会名由来/部誌・会報掲載記事抜粋

「やぶなべ会に寄せて」

3代 江口祥一 ( 昭和32年11月発行 生物部誌「やぶなべ第3号」より)

 はやいもので「やぶなべ会」が結成されてからもう6年以上も経つ。このような会がいつまでも続くのも珍しい。私たちは溌剌とした希望に燃ゆる君たちと楽しく1日を過ごし、高校時代の楽しかった思い出を胸に蘇らせるとともに慢性な日常生活を打破して何かやらねばならないという意欲に燃えるのである。
 君たちもそうであろうが、私たちの高校時代も楽しかった。

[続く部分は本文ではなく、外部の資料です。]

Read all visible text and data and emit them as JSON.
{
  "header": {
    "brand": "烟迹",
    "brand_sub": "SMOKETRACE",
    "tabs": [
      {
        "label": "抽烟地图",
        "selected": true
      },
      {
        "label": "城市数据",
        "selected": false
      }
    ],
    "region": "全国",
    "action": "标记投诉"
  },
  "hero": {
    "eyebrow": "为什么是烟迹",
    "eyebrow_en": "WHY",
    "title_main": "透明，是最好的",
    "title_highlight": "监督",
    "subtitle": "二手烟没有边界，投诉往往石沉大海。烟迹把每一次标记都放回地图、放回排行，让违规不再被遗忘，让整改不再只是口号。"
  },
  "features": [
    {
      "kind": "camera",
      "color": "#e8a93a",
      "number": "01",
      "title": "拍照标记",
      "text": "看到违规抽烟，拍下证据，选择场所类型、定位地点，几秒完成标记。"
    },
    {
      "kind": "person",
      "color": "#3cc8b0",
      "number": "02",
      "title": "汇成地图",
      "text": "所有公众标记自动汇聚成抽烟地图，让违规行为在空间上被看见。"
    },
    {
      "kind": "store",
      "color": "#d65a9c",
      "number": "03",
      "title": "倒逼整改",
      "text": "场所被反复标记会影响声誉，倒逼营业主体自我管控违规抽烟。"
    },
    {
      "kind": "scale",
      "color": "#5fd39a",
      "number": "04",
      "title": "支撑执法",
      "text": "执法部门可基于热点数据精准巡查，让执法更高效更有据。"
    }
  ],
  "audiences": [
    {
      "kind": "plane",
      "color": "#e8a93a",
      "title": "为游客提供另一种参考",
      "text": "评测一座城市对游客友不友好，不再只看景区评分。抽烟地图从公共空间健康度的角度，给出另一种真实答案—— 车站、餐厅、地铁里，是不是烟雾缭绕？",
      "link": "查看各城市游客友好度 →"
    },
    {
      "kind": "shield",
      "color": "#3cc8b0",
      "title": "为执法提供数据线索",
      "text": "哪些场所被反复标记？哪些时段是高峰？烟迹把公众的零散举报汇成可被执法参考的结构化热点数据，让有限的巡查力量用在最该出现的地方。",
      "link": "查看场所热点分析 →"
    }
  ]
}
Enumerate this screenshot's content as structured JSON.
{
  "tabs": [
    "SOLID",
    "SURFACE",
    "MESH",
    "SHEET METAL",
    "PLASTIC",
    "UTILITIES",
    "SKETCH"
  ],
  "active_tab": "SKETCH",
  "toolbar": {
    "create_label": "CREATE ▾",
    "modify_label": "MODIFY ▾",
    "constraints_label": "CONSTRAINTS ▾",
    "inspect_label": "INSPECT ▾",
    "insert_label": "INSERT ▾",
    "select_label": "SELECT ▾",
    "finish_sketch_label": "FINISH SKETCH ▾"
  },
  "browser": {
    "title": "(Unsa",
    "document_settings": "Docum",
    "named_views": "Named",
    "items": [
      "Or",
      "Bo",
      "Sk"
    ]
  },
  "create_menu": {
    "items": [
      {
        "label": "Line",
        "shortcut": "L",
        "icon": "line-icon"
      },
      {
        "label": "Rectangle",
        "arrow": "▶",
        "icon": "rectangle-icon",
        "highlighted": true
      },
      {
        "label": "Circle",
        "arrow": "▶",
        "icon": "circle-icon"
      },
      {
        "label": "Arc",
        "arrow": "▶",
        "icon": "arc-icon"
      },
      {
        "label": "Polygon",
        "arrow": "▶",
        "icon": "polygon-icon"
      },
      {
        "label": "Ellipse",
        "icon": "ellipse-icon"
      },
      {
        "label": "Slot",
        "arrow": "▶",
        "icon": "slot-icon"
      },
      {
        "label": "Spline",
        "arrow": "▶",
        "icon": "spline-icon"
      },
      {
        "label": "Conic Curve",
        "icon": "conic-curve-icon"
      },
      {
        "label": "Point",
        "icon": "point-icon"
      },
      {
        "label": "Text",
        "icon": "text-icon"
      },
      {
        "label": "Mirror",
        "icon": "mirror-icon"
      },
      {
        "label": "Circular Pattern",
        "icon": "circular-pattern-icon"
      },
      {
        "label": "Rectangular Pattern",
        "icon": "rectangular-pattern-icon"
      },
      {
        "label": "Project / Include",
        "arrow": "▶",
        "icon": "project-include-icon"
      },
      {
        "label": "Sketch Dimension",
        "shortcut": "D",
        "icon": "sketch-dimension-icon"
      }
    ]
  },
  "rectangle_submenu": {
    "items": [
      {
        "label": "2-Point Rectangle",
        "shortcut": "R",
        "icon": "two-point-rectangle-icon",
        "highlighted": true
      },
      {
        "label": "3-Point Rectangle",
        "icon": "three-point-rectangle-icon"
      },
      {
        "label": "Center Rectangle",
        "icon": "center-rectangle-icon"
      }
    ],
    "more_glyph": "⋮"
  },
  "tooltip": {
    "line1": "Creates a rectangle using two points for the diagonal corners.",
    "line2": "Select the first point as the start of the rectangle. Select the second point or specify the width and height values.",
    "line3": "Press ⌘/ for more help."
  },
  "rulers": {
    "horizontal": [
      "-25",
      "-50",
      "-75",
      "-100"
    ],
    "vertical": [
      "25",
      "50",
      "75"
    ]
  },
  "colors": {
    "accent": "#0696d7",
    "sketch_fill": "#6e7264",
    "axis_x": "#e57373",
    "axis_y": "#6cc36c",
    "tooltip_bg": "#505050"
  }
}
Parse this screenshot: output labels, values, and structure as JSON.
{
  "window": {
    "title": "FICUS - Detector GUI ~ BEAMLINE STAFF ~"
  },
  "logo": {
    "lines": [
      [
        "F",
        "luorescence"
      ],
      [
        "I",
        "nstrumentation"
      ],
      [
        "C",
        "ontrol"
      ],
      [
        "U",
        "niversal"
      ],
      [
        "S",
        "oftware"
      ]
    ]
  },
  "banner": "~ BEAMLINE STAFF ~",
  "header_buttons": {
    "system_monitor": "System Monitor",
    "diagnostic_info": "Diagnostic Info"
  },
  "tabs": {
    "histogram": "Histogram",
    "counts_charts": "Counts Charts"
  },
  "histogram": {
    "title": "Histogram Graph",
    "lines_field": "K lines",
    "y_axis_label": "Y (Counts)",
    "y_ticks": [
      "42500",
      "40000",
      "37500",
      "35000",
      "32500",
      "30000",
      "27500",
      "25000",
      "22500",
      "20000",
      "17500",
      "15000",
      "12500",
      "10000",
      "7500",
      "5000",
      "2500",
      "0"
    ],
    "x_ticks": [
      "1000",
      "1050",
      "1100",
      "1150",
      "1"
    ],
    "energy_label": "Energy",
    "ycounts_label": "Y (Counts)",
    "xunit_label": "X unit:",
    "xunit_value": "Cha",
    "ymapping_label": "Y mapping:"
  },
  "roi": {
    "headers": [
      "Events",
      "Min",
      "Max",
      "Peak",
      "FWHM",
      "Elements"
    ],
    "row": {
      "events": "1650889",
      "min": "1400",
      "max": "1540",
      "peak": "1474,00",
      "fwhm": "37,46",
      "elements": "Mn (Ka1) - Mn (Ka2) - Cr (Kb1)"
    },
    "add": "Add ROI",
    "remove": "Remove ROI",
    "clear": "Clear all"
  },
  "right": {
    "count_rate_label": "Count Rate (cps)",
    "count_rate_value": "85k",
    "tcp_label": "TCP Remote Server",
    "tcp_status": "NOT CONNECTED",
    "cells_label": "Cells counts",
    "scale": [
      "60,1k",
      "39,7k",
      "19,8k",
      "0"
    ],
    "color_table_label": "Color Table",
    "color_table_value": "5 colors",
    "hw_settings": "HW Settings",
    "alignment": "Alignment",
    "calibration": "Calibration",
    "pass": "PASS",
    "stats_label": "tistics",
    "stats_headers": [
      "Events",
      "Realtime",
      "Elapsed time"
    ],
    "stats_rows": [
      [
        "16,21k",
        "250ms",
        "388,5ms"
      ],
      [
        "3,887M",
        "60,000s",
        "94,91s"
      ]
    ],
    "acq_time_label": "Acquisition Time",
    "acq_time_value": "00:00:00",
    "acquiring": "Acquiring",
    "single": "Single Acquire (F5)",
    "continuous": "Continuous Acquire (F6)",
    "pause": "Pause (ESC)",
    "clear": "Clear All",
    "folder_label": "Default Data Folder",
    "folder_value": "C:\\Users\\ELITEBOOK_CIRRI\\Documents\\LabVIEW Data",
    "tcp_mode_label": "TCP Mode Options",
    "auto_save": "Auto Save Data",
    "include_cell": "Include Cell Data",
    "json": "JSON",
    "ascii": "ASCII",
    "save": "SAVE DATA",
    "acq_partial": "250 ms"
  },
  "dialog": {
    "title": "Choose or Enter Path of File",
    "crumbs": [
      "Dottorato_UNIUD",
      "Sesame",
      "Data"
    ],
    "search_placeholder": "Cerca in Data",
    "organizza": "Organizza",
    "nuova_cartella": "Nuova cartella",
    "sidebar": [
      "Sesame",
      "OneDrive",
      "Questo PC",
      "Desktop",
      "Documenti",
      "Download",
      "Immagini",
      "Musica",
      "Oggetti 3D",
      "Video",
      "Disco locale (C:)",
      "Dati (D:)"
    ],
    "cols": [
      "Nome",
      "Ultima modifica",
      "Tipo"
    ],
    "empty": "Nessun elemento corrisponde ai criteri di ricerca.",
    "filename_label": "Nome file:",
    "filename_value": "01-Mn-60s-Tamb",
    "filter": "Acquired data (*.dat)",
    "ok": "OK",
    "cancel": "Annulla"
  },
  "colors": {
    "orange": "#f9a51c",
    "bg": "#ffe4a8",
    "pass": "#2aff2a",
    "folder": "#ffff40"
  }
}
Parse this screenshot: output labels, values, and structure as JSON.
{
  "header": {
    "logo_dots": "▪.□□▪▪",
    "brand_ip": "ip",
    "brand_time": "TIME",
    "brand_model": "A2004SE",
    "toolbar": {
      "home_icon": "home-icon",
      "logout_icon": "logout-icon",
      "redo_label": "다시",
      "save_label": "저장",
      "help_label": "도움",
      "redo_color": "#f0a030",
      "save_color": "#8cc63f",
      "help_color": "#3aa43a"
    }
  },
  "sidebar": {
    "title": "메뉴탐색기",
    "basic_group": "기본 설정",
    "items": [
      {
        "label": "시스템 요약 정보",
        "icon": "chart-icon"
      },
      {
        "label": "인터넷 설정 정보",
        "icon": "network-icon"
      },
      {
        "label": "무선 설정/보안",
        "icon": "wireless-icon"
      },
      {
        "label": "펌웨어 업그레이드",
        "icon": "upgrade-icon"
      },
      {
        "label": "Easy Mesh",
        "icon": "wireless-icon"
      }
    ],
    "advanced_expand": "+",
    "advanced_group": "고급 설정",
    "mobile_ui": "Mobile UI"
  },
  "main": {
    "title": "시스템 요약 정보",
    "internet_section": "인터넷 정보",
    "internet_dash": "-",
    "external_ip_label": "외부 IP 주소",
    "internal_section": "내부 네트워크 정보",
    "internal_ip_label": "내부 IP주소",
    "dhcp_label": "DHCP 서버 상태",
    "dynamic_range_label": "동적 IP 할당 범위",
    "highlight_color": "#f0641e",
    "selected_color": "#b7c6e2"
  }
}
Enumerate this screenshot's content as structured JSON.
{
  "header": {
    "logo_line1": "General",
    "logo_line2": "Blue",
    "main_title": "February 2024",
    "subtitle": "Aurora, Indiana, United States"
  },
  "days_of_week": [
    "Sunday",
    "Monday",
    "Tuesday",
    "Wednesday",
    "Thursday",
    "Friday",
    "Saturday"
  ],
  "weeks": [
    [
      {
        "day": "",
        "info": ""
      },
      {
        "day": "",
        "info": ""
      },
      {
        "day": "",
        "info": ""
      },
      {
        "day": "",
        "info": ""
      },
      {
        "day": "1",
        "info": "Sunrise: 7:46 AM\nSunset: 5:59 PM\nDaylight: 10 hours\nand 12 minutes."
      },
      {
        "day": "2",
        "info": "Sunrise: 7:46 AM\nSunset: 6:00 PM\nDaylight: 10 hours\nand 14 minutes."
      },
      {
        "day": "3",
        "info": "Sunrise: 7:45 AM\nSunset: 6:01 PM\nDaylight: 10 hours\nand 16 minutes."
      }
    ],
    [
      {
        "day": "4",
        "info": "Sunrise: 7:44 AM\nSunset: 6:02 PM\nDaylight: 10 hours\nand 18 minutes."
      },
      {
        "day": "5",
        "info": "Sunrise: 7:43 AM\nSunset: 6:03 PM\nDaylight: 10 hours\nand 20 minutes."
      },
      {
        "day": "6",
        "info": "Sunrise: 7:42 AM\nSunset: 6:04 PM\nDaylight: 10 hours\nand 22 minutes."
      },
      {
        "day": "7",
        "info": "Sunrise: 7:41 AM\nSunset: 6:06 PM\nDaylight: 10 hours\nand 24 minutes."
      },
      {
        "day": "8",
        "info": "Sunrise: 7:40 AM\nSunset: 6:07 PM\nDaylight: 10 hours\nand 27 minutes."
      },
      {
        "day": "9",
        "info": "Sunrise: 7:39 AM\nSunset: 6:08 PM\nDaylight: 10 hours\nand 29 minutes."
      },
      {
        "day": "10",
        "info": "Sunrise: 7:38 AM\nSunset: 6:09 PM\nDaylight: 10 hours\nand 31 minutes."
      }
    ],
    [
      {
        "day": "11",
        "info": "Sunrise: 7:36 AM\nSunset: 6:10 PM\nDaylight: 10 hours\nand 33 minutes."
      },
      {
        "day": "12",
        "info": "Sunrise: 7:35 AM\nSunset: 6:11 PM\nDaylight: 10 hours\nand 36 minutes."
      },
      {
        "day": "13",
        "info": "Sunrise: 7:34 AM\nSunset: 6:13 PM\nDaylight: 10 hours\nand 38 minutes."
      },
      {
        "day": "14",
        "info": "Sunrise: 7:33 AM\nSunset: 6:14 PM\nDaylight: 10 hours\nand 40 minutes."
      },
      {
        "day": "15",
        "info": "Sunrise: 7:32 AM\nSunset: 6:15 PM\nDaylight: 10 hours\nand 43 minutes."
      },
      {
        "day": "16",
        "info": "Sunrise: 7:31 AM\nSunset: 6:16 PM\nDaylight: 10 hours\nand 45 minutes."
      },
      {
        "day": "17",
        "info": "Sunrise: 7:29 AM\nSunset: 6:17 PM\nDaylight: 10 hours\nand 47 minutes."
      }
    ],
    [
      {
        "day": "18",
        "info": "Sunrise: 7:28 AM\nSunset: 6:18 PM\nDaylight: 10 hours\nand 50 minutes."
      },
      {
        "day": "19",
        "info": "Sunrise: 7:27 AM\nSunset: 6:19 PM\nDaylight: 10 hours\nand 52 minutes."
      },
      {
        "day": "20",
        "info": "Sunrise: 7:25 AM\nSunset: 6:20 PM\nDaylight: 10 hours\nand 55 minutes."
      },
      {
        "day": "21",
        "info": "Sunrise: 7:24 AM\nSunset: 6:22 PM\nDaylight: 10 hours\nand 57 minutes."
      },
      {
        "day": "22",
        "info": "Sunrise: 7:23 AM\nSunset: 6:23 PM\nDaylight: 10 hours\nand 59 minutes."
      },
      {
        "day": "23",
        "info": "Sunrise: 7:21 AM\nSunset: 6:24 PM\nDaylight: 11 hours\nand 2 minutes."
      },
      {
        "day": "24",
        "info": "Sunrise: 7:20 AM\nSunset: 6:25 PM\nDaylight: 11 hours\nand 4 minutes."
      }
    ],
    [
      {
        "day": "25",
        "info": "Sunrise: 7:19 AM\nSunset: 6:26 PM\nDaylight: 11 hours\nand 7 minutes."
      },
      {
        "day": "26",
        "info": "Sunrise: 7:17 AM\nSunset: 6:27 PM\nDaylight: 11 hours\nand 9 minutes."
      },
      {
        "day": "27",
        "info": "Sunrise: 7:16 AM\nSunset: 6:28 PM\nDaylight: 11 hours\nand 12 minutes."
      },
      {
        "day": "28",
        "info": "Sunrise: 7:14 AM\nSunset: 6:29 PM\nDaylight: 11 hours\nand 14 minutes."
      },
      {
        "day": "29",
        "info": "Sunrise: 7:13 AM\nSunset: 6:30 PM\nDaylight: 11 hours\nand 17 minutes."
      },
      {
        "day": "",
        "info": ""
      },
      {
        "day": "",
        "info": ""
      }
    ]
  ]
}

特に生物部の中には一風変わった輩ばかりおり、いつも屠殺しては試食会を開き、つまらないことを躍起となって議論したものである。
文化祭になると1週間も学校へとまり、骨格標本作成と名付けて、鳥、兎、猫などを絞首して試食したり、また日食の時は、前夜から張り切ったのはよいが、いざ日食の始まる時は一同眠くて目も開けられなかったなどいつ思い出しても楽しい。今思うと人のやらないような事をやってみようという野望が人並より強かったのであろう。
しかし、私たちと共に生活した人々は生物部内のいろいろの経験から、一生の仕事として生物研究をやろうと心に誓った人も多かった。見渡してみると大部分大学の生物科に入ったり、営林局員や教師をやっている。
 やぶなべ会の結成は、昭和27年頃だったと思うが、私が母校を卒業して後、現在の新しい生物実験室や研究室ができた時(注 校舎新築前)、後輩の人々が私たちを招いて鶏をつぶして色々と語り合ったことがある。
私たちは母校を去り、友と離れ離れになって改めて高校時代の楽しさが思い出され、誰しもこのような機会が今後も続けられることを願った。それ故、この席上で誰だったかはっきり思い出せないが、会を作ろうではないかとの意見が出た時、即座に皆が賛成した。私たちも若かった時代である。
人のやらない事をやってみたいという心が人の付けないような名称を付けようと云うことになって思い出を秘めた、多少野蛮な、しかし野望をいだいている名前として(よく考えると意味がないようであるが)、“やぶなべ”が選ばれたのである。
やぶの中でなべをつつき合う。何と意味の多い言葉だろう。私たちはこの言葉に惚れて、葉書や手紙に盛んに用いたものである。
 時代がずれると共に会の意義や言葉の意味も共に薄れてゆく。
しかし私たち卒業生と母校、私たちと生物部の関係は薄れさせたくない。私はなんらかの絆でこの関係を保ちたいと思う。私たちは1年に一度ではあるけれども、母校の先生や後輩に触れて思いを新たにするのである。
 私たちの時代と比べると君たちの活動は目覚ましい。
私たちは母校を誇ると共に生物部の一員であったことを誇りに思っている。
この雑誌と共に、“やぶなべ”が一層繁栄することを共に願おうではないか。